Selon Jean-Marie Schaeffer, « Si l'expérience esthétique ou la création artistique sont ainsi sommées à comparaître devant le tribunal philosophique, c'est que pour la doctrine philosophique elles sont des enjeux stratégiques de sa propre complétude philosophique» (1). L'esthétique participe donc à la légitimation du discours philosophique comme discours fondateur. Depuis Emmanuel Kant, à travers l'adhésion commune des jugements individuels du goût à l'idée de beauté, elle tend à élaborer la possibilité d'une universalité subjective. Par-là même, elle lie le domaine pratique des subjectivités particulières à l'universalité du domaine de la raison. L'esthétique sert donc la volonté totalisante de la philosophie. Or, cette dernière est à entendre dans le champ plus vaste d'un questionnement sur la plénitude de l'être : elle est rattachée à une conception religieuse du monde. Le discours totalisant de la philosophie se referme paradoxalement sur elle et l'isole.

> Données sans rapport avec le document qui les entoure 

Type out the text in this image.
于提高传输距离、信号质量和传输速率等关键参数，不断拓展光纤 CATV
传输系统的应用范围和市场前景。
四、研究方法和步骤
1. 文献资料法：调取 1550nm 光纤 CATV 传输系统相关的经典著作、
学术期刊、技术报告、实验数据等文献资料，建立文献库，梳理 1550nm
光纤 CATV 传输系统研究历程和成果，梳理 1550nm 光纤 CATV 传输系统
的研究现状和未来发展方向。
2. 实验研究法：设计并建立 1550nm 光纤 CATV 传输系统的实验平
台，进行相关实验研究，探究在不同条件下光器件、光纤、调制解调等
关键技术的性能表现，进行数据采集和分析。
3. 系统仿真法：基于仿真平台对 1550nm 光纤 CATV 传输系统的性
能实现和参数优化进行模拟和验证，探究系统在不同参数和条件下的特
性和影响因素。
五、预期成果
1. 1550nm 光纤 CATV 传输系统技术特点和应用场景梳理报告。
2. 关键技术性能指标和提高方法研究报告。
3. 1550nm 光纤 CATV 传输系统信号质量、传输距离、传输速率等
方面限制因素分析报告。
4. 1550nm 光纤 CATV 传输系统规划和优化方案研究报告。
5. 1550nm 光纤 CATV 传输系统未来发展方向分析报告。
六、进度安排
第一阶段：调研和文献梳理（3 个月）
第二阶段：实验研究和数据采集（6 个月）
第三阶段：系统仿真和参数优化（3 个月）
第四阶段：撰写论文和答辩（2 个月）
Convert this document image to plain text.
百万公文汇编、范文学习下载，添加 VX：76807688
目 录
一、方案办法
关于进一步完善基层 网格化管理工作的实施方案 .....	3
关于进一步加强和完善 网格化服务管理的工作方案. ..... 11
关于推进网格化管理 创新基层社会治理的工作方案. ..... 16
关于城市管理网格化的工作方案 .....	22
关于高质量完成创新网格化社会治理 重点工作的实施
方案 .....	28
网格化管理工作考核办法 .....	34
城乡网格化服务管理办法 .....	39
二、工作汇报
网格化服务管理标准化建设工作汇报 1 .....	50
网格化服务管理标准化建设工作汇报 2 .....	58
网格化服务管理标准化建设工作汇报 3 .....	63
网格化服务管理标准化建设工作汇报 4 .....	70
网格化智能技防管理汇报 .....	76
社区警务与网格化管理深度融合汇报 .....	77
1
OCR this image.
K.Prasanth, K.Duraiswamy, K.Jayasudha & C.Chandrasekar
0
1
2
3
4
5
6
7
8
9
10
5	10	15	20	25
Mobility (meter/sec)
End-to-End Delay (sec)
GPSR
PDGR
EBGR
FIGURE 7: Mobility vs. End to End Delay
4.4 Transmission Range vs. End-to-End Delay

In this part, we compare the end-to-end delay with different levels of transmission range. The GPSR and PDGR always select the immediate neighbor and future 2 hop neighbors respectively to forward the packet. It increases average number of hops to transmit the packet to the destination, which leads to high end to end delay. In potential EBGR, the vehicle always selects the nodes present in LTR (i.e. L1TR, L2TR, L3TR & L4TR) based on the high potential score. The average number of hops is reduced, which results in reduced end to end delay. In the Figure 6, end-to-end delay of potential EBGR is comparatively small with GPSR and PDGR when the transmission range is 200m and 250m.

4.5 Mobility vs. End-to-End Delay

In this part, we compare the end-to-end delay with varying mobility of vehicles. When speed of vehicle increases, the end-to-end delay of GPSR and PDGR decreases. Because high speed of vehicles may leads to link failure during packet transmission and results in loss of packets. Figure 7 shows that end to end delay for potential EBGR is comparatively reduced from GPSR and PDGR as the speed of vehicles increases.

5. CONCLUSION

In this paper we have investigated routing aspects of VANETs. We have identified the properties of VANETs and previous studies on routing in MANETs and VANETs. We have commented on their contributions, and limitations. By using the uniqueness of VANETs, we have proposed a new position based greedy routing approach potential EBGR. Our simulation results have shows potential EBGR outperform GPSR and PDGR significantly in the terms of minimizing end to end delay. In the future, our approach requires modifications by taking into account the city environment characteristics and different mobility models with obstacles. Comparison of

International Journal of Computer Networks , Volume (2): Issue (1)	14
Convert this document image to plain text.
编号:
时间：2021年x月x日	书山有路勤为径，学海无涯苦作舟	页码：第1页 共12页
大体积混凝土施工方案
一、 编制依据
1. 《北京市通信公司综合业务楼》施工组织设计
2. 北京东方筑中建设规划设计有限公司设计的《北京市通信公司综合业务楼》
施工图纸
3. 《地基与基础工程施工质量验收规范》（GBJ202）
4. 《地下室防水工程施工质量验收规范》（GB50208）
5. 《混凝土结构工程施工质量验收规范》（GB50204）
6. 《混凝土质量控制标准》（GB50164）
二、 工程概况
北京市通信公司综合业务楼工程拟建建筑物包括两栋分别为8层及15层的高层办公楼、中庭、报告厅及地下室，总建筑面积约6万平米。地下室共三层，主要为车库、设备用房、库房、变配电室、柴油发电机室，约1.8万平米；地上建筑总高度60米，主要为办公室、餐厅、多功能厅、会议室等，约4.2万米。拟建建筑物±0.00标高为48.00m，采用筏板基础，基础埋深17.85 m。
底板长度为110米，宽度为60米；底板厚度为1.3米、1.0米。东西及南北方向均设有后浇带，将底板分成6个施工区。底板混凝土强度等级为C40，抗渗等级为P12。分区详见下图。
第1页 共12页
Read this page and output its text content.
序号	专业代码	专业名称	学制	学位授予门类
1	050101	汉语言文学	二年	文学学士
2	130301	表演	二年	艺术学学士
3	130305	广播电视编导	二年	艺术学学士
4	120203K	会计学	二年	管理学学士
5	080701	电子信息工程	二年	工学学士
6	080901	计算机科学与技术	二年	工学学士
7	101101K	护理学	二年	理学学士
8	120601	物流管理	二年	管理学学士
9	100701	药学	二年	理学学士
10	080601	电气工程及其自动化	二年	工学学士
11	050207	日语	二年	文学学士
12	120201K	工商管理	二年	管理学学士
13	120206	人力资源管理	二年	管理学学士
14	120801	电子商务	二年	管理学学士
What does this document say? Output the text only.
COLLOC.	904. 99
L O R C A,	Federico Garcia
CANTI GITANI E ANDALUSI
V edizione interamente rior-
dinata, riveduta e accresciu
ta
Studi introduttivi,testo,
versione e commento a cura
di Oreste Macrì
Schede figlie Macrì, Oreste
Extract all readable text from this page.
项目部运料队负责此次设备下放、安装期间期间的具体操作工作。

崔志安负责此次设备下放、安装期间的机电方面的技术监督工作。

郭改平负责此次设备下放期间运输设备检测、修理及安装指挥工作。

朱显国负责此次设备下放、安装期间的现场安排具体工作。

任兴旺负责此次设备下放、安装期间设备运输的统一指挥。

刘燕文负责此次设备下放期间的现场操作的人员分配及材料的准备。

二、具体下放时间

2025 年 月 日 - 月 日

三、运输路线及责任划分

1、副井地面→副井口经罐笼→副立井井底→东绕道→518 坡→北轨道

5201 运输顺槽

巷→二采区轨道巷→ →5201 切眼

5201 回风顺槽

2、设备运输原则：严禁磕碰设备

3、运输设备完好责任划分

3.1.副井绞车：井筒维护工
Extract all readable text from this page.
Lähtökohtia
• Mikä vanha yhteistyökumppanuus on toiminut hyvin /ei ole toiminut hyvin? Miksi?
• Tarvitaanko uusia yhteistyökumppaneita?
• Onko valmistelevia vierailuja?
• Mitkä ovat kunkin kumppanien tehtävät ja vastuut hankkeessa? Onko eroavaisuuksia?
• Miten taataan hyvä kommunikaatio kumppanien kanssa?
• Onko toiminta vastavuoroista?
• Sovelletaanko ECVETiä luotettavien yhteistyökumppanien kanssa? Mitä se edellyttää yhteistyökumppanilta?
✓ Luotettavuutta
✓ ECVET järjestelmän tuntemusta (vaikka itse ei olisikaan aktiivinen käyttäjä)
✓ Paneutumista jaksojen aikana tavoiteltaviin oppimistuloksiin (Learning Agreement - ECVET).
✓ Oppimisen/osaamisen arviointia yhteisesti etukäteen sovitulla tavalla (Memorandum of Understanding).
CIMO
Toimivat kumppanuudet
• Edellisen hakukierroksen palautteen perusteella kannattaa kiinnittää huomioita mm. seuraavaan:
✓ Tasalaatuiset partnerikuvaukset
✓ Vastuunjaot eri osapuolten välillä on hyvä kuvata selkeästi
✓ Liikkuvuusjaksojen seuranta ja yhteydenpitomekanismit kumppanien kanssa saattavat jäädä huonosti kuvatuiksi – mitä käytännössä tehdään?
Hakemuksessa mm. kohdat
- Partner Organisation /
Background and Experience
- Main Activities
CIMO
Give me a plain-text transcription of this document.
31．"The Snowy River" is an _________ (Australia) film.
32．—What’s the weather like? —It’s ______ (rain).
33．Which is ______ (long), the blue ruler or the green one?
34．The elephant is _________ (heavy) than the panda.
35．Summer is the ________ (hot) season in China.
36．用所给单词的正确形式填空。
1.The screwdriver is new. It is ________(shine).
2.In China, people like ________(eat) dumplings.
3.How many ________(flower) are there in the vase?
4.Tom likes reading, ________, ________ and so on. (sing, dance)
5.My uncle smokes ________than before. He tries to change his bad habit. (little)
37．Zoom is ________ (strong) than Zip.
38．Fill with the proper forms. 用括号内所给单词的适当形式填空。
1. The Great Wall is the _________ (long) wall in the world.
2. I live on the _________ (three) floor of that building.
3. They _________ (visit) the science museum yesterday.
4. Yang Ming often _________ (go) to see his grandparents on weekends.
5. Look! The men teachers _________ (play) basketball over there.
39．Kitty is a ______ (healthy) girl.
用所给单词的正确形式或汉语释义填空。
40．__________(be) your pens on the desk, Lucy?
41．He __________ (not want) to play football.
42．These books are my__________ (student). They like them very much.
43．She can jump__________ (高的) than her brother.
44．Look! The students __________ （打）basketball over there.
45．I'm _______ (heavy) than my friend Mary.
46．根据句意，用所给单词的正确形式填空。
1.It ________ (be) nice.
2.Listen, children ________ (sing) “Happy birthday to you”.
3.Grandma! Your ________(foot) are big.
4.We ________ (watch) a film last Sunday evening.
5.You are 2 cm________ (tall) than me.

Sous cet angle, la mise en scène philosophique de la mort de l'art apparaît comme l'un des derniers avatars de la mort de Dieu. La création contemporaine est alors devenue une objection à la philosophie. En mettant en scène la mort de l'art, la philosophie seule se donnait en spectacle : les fondements traditionnels de l'esthétique étaient remis en cause. Un certain type de discours esthétique, dont la nécessité était rivée à une idée de la philosophie comme principe fondateur et légiférant des domaines du savoir, a donc perdu toute pertinence. « Les résultats les plus intéressants des travaux publiés durant cette période équivalent à un diagnostic de mort clinique de la doctrine esthétique, parce qu'ils ont montré que l'unité du domaine des faits esthétiques n'était pas celle qui avait été posé par elle.»(2)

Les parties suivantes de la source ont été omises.